Mijnheer,
Ick en hebbe u. Exc.cie in eene poose niet geschreven, evenwell te rechtter tijt ontfangen de sijne van 23 Mayo en 6 Iunio; bedanc(ke) vor de communicacie.2 Alles is hier soo stille datter niet te berichten is.
Dominus Negrinus3 is nu van Cracauw weder te Elbing aenkommen, hebbende bij alle vredelievende het credit verloren van 't pausdom sonder beenen ofte graeten soo inne te swilgen. Hij saude sijne gewesene compaenen gerne doen gelooven dat hij het omme betters wille alsoo heft moeten doen, maer sijne geltgiericheyt doet contrari blijcken. Hij voert den tittu(ll) van secretarys en theologus van sijne Mayesteyt van Polen ende geft hem in wereltse dingen sooveel te doen dat hij sijne boucken, daer hij sooveel menschen op vertroost, well aen den nagell sall hangen laeten.

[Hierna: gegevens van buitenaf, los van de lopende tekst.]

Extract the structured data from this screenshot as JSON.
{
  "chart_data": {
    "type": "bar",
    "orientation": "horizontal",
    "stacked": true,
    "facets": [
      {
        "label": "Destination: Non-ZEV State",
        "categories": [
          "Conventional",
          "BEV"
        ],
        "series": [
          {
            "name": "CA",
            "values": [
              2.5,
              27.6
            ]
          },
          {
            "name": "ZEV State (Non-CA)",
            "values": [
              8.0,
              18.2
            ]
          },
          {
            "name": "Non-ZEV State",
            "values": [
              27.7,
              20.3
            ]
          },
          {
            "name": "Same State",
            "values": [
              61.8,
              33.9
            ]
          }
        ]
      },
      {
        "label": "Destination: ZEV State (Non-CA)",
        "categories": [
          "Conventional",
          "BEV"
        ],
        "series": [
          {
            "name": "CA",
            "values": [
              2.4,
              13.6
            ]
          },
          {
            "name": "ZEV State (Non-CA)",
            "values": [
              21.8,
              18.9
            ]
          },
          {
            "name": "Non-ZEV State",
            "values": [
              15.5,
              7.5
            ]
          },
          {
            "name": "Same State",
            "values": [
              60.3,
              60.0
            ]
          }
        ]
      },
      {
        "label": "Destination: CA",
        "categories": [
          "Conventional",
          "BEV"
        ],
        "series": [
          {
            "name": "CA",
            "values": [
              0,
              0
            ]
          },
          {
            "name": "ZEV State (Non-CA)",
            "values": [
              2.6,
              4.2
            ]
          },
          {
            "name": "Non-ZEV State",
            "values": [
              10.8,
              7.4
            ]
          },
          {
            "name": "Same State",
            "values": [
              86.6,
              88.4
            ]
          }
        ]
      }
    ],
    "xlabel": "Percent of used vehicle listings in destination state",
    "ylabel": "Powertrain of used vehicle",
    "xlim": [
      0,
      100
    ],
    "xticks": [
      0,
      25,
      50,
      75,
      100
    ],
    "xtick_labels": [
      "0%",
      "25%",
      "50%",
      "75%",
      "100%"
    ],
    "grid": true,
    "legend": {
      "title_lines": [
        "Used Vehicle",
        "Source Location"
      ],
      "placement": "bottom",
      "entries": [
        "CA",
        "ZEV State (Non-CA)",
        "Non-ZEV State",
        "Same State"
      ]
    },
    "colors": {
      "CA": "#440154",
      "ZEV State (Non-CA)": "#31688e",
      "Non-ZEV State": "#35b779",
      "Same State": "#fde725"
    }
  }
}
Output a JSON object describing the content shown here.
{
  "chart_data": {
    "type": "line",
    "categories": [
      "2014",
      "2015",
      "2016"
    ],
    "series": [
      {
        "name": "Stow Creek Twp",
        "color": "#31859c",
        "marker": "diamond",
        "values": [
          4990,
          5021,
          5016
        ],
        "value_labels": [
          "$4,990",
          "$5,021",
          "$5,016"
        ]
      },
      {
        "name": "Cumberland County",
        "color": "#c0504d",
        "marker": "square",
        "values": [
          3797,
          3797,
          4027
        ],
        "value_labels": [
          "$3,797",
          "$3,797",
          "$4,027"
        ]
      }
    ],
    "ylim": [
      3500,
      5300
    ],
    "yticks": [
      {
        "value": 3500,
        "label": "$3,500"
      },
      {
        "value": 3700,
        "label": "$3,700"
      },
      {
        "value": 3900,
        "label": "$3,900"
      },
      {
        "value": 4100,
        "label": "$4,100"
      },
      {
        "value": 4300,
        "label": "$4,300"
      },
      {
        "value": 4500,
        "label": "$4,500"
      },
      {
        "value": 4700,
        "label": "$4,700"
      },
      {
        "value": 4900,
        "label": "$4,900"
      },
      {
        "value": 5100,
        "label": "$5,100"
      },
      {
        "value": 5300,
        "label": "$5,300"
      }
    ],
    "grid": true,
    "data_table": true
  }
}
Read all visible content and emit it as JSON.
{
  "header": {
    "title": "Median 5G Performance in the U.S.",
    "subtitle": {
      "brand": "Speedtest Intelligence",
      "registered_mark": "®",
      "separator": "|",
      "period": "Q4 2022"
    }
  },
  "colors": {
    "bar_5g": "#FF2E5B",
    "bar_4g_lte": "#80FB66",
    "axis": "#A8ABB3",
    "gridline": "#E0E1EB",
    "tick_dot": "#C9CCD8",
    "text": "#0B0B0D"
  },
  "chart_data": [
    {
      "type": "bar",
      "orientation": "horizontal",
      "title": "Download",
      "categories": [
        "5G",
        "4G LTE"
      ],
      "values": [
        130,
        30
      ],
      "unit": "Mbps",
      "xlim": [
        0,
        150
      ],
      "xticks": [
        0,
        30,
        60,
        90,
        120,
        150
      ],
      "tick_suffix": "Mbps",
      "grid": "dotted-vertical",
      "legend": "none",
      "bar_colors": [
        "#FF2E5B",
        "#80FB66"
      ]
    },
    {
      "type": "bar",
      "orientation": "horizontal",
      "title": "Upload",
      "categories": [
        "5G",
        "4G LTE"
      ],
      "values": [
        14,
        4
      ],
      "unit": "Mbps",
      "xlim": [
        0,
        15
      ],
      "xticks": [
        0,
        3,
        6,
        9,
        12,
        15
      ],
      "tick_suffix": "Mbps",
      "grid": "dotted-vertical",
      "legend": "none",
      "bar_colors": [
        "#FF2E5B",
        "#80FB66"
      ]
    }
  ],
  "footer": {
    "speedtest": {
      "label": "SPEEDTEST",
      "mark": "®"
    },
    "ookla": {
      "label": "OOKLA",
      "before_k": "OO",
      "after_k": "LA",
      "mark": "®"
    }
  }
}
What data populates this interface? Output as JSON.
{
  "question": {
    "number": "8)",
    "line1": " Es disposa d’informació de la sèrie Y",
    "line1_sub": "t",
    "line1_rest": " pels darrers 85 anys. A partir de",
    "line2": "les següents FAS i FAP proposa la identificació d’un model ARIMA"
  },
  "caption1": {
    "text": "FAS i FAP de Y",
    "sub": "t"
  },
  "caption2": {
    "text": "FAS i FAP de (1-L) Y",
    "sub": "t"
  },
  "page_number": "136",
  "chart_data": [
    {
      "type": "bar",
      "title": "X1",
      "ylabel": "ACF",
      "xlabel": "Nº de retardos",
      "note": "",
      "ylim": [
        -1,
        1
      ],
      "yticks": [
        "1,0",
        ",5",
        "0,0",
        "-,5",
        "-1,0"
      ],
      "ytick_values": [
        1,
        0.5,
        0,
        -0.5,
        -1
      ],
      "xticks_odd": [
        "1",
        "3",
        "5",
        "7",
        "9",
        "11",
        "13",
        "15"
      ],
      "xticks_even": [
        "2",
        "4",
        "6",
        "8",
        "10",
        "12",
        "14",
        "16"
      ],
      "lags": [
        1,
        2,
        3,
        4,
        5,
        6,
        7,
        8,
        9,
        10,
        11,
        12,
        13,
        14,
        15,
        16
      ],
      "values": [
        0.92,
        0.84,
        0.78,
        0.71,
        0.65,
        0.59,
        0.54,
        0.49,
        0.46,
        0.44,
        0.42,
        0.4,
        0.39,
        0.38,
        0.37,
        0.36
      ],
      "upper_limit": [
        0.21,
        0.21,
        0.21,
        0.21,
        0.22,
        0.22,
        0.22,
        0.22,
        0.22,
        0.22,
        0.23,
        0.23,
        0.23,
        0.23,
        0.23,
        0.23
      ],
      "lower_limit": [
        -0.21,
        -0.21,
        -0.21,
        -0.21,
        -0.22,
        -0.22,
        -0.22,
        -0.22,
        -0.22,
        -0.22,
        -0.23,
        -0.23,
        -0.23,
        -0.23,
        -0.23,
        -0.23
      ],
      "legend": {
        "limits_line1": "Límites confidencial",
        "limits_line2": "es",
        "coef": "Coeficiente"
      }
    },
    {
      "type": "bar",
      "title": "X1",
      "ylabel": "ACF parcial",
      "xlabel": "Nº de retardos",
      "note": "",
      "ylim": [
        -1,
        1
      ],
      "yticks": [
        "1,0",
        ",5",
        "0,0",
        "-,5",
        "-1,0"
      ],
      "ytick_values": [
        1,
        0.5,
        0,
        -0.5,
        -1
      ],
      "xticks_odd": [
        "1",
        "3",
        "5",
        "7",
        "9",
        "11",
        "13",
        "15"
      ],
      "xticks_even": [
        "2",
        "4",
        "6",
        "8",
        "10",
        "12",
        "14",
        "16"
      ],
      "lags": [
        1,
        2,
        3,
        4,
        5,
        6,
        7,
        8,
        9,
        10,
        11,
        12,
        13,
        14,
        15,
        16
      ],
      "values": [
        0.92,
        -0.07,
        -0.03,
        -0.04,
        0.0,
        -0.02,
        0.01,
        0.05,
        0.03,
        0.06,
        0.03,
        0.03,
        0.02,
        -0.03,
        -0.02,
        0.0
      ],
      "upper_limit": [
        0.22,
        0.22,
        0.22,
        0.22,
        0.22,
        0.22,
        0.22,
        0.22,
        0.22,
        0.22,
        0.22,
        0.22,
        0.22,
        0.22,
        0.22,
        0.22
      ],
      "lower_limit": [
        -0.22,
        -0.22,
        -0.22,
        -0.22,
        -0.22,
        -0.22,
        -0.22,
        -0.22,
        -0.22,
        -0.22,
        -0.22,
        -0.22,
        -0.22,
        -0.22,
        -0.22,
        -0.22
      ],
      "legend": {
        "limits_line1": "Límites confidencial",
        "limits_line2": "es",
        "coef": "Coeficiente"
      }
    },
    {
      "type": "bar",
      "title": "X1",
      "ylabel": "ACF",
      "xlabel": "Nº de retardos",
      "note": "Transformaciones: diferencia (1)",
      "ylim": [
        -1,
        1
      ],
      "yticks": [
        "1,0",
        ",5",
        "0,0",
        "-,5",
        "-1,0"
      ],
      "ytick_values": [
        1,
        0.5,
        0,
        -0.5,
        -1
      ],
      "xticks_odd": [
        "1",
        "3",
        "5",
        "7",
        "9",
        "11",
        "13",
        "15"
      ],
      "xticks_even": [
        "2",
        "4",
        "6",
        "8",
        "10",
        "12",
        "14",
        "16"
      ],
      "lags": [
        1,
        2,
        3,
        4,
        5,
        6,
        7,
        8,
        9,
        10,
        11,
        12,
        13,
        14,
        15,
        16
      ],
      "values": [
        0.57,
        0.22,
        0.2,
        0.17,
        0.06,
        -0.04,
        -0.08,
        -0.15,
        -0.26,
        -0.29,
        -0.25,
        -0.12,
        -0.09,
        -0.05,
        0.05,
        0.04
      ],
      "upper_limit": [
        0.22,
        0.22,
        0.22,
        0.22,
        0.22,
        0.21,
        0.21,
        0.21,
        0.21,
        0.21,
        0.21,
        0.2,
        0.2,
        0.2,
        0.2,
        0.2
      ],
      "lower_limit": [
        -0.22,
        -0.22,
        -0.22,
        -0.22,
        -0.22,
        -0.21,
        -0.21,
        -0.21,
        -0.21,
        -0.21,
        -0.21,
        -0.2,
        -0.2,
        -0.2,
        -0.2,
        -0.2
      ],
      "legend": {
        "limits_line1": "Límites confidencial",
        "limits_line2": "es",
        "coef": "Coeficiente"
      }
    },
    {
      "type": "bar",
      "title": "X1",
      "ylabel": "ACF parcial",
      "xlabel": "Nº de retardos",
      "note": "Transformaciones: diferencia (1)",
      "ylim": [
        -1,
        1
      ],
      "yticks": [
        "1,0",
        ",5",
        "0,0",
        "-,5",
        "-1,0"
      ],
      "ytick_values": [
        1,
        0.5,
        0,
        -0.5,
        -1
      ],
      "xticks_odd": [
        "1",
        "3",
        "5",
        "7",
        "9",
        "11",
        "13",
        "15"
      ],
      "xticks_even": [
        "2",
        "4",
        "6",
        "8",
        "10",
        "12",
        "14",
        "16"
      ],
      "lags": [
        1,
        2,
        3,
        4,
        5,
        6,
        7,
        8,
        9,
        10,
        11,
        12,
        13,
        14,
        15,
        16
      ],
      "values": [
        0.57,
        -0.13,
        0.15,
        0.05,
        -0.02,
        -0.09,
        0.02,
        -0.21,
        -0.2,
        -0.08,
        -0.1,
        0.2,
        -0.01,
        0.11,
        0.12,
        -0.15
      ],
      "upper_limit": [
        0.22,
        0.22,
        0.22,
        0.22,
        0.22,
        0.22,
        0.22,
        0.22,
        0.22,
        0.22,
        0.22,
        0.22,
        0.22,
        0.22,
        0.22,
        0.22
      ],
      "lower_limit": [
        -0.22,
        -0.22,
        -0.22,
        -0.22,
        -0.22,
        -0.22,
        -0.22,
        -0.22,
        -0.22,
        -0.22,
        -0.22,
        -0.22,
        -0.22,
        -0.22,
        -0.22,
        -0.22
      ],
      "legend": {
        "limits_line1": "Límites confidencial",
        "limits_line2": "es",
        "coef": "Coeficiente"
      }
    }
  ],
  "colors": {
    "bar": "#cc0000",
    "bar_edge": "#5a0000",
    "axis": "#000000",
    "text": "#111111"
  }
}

Den coning van Polen, die gedacht was in Preuyssen te kommen,4 heft die rayse verandert en rayst den aenstaenden 17 Augusto naer Littauen in der Wilde.5 De Spiringen6 met 2 andere Polse heeren sijn doende sijne schulden te reformeren, ick dencke ome de creditteuren soo wijnigh als doenlijck te geven. Soo kan hij van de rest den kayser nogh wat leenen.
Den h(eer) gouverneur van Lifflandt is den 9 Iunio tot Riga overleden. Men segt den veldtmarschalck Vrangell sijne plaetse sall becleeden.7 Het hauwelijck tuschen graff Voldemaer8 met eene Russe princesse wort weder hernommen. Den coning van Denne-
406
marcken begint in de Sondt9 weder niewe tollen tot groote perturbacie te veroorsaacken; heft ooc represailliën naergegeven tegens eenige van Revell, daer men in Sweden qualijck over tevreden.Hiermede blijve, mijnheer,
u. Exc.cie ootmoedige diener,
Paulus Pels.
7/17 Iulio 1643, Dansick.
Ick hebbe vordesen eens gecommuniceert u. Exc. messive aen domino Ruaro, die mij dese inliggende antwordt doet; goet gevonden sulckx u. Exc. te seynden.10
Bovenaan de brief schreef Grotius: Rec. 11 Aug.